Our study suggests that the 10-mPTS approach could add benefit to orthopaedic surgeons’ evaluations of PTS by alleviating the limitations posed by the traditional requirement of 15 cm. This reliable and repeatable method holds particular significance for orthopaedic surgeons assessing knee injury risks using standard lateral knee radiographs.
Limitations
There are several limitations of our study that warrant consideration. First, the study was confined to a single academic institution, which may introduce a degree of bias given that radiographic techniques—specifically, the angles and positioning employed for image capture—can vary across different centers. This study may be of limited value to centers where standard protocols are in place to routinely include 15 cm of the tibia distal to the knee joint. However, a protocol of this nature is unlikely, as guidelines for capturing lateral knee radiographs primarily focus on rotational alignment rather than capturing a specific distance from the knee joint.6,13,21,23,25-27 Second, the retrospective design of the study inherently imposes limitations on the types of data that can be collected and analyzed, potentially introducing selection bias or information bias. Last, it remains unclear if the use of lateral knee radiographs to determine PTS using the proximal tibial axis can be extrapolated to be appropriate in patients with known lower extremity deformities such as those with significant anterior tibial bowing because these patients were excluded from the present study.
Conclusion
Our results demonstrate that the 10-mPTS method exhibits less than one degree of deviation compared with the conventional 15-PTS approach.
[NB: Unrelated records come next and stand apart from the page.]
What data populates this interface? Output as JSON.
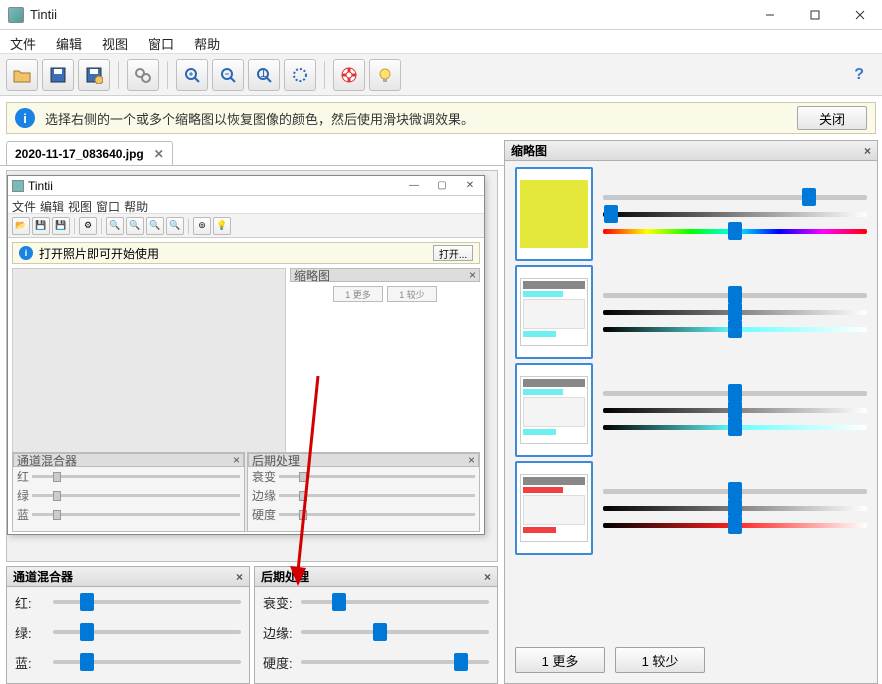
{
  "window": {
    "title": "Tintii"
  },
  "menu": {
    "file": "文件",
    "edit": "编辑",
    "view": "视图",
    "window": "窗口",
    "help": "帮助"
  },
  "info": {
    "message": "选择右侧的一个或多个缩略图以恢复图像的颜色，然后使用滑块微调效果。",
    "close_label": "关闭"
  },
  "tab": {
    "name": "2020-11-17_083640.jpg"
  },
  "nested": {
    "title": "Tintii",
    "menu": {
      "file": "文件",
      "edit": "编辑",
      "view": "视图",
      "window": "窗口",
      "help": "帮助"
    },
    "info_msg": "打开照片即可开始使用",
    "open_label": "打开...",
    "thumb_hdr": "缩略图",
    "more": "1 更多",
    "less": "1 较少",
    "mixer_hdr": "通道混合器",
    "post_hdr": "后期处理",
    "mixer": {
      "r": "红",
      "g": "绿",
      "b": "蓝"
    },
    "post": {
      "decay": "衰变",
      "edge": "边缘",
      "hard": "硬度"
    }
  },
  "mixer": {
    "title": "通道混合器",
    "r": "红:",
    "g": "绿:",
    "b": "蓝:",
    "r_val": 18,
    "g_val": 18,
    "b_val": 18
  },
  "post": {
    "title": "后期处理",
    "decay": "衰变:",
    "edge": "边缘:",
    "hard": "硬度:",
    "decay_val": 20,
    "edge_val": 42,
    "hard_val": 85
  },
  "thumbs": {
    "title": "缩略图",
    "more": "1 更多",
    "less": "1 较少",
    "rows": [
      {
        "color": "#e4e83a",
        "s1": 78,
        "s2": 3,
        "s3": 50
      },
      {
        "color": "#6fefef",
        "s1": 50,
        "s2": 50,
        "s3": 50
      },
      {
        "color": "#6fefef",
        "s1": 50,
        "s2": 50,
        "s3": 50
      },
      {
        "color": "#f04040",
        "s1": 50,
        "s2": 50,
        "s3": 50
      }
    ]
  }
}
This finding establishes the 10-mPTS as a reliable and comparable alternative for assessing PTS on lateral knee radiographs, particularly when visualization of 15 cm distally is not available. Its applicability extends to both research and clinical settings, offering a solution for measuring PTS in scenarios with limited field visibility.
Footnotes
Final revision submitted December 3, 2024; accepted January 6, 2025.
One or more of the authors has declared the following potential conflict of interest or source of funding: H.E.I. has received education payments from Smith & Nephew. J.F. has received hospitality payments from Globus Medical and Stryker. J.J.E. has received consulting fees from DePuy Synthes Products and Medical Device Business Services; education payments from Arthrex, Gemini Mountain Medical, and Smith & Nephew and a grant from Arthrex and Smith & Nephew. T.G.M. has received consulting fees from Arthrex and education payments from Active Medical. S.K.A. has received consulting fees from Stryker. AOSSM checks author disclosures against the Open Payments Database (OPD). AOSSM has not conducted an independent investigation on the OPD and disclaims any liability or responsibility relating thereto.
Ethical approval for this study was waived by UUOC (9DA16210-465E-4C2E-AF44-FFA44C507DFC).